Since this week has quickly become seersucker week after selling more seersucker bow ties than we thought possible, I thought I'd share a little about this special fabric. Maybe I'm a geek, but I think it is pretty cool. Here's what Wikipedia has to say:
Seersucker is a thin, puckered, all-cotton fabric, commonly striped or chequered, used to make clothing for spring and summer wear. The word came into English from Hindustani (Urdu and Hindi), which originates from the Persian words "shir o shekar", meaning "milk and sugar", probably from the resemblance of its smooth and rough stripes to the smooth texture of milk and the bumpy texture of sugar.

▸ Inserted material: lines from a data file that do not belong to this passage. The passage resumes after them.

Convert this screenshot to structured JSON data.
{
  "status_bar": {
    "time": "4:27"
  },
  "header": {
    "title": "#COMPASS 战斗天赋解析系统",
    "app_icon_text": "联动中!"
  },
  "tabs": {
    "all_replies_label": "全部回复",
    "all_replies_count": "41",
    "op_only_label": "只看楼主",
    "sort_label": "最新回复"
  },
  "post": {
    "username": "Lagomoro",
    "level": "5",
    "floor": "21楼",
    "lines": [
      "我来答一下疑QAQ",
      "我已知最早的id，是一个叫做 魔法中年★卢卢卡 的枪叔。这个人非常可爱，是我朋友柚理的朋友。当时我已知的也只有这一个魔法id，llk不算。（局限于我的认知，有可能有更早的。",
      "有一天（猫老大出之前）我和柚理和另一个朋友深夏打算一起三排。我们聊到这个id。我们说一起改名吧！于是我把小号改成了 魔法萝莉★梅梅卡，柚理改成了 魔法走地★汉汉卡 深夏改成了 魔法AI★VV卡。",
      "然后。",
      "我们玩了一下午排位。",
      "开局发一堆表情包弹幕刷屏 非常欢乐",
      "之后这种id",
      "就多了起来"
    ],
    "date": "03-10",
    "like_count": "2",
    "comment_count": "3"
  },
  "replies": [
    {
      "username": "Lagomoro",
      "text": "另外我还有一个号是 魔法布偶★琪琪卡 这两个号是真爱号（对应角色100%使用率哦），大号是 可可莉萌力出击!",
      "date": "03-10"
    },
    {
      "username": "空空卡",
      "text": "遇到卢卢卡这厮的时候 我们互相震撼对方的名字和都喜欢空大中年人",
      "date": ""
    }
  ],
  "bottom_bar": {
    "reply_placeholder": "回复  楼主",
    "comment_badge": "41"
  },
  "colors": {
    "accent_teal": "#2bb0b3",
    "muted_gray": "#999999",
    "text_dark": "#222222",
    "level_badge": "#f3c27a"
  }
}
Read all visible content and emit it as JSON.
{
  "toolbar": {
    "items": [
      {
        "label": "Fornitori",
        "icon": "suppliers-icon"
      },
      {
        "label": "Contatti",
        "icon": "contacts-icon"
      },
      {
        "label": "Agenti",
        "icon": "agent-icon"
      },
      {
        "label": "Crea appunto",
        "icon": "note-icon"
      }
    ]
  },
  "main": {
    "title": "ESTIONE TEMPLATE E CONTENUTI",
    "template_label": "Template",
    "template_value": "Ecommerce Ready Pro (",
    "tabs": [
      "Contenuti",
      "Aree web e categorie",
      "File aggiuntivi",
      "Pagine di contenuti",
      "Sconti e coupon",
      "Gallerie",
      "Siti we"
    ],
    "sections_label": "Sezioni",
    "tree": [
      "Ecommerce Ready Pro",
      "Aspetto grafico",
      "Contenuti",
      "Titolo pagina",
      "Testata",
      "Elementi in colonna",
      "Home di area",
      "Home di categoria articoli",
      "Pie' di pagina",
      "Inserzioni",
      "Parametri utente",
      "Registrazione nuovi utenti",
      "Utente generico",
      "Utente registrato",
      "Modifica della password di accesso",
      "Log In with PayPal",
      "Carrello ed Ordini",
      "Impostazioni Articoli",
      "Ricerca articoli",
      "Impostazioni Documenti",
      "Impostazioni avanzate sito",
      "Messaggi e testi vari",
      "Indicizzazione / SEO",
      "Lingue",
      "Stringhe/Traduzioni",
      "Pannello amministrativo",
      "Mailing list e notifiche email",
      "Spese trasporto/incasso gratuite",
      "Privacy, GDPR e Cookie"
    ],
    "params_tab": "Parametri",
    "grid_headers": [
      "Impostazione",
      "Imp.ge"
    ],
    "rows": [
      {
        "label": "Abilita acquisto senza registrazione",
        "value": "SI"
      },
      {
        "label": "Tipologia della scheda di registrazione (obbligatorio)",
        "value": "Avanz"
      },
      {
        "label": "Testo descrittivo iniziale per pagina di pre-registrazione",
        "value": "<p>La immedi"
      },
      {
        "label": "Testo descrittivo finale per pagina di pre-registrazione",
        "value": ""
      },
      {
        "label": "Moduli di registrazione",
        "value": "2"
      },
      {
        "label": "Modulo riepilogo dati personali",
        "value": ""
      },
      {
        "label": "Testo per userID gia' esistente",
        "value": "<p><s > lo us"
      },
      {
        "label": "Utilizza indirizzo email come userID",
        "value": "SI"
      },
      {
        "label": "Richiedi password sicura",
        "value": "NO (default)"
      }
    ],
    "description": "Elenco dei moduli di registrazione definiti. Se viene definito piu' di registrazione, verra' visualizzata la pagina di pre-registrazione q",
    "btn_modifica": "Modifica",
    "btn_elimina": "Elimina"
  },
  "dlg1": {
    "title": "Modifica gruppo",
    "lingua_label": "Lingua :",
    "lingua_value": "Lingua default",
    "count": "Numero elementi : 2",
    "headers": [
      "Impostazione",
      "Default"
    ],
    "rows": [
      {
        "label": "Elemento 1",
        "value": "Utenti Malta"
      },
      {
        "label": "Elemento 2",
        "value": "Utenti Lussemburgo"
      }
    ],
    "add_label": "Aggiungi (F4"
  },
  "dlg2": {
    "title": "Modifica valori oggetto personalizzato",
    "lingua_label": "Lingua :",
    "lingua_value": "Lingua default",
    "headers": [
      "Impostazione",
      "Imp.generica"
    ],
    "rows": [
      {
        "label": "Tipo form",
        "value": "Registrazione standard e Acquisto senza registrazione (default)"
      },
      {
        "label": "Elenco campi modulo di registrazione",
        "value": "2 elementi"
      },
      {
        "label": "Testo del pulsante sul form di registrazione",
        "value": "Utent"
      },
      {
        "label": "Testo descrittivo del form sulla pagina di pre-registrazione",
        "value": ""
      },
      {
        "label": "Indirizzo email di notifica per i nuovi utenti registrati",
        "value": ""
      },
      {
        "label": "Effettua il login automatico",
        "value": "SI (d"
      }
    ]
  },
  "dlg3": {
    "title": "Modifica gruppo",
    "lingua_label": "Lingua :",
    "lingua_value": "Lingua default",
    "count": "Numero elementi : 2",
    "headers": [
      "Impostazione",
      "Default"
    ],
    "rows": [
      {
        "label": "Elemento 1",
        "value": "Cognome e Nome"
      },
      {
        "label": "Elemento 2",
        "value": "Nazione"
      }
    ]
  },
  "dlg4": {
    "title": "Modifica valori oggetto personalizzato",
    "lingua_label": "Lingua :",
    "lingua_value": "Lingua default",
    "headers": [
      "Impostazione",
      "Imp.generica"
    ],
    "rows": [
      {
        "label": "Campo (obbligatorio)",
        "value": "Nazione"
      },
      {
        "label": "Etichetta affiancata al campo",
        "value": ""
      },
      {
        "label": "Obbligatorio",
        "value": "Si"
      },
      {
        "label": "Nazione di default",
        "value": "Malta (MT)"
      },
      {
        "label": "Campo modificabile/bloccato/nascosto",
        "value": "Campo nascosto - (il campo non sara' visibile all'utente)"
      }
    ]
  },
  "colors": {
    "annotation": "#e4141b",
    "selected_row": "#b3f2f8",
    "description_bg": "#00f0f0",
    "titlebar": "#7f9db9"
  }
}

During the British colonial period, seersucker was a popular material in Britain's warm weather colonies like British India. When Seersucker was first introduced in the United States, it was used for a broad array of clothing items. For suits, the material was considered a mainstay of the summer wardrobe of gentlemen, especially in the South, who favored the light fabric in the high heat and humidity of the summer, especially prior to the arrival of air conditioning.
The fabric was originally worn by the poor in the U.S. until undergraduate students in the 1920s, in an air of reverse snobbery, began to wear the fabric. Damon Runyon wrote that his new habit for wearing seersucker was "causing much confusion among my friends. They cannot decide whether I am broke or just setting a new vogue."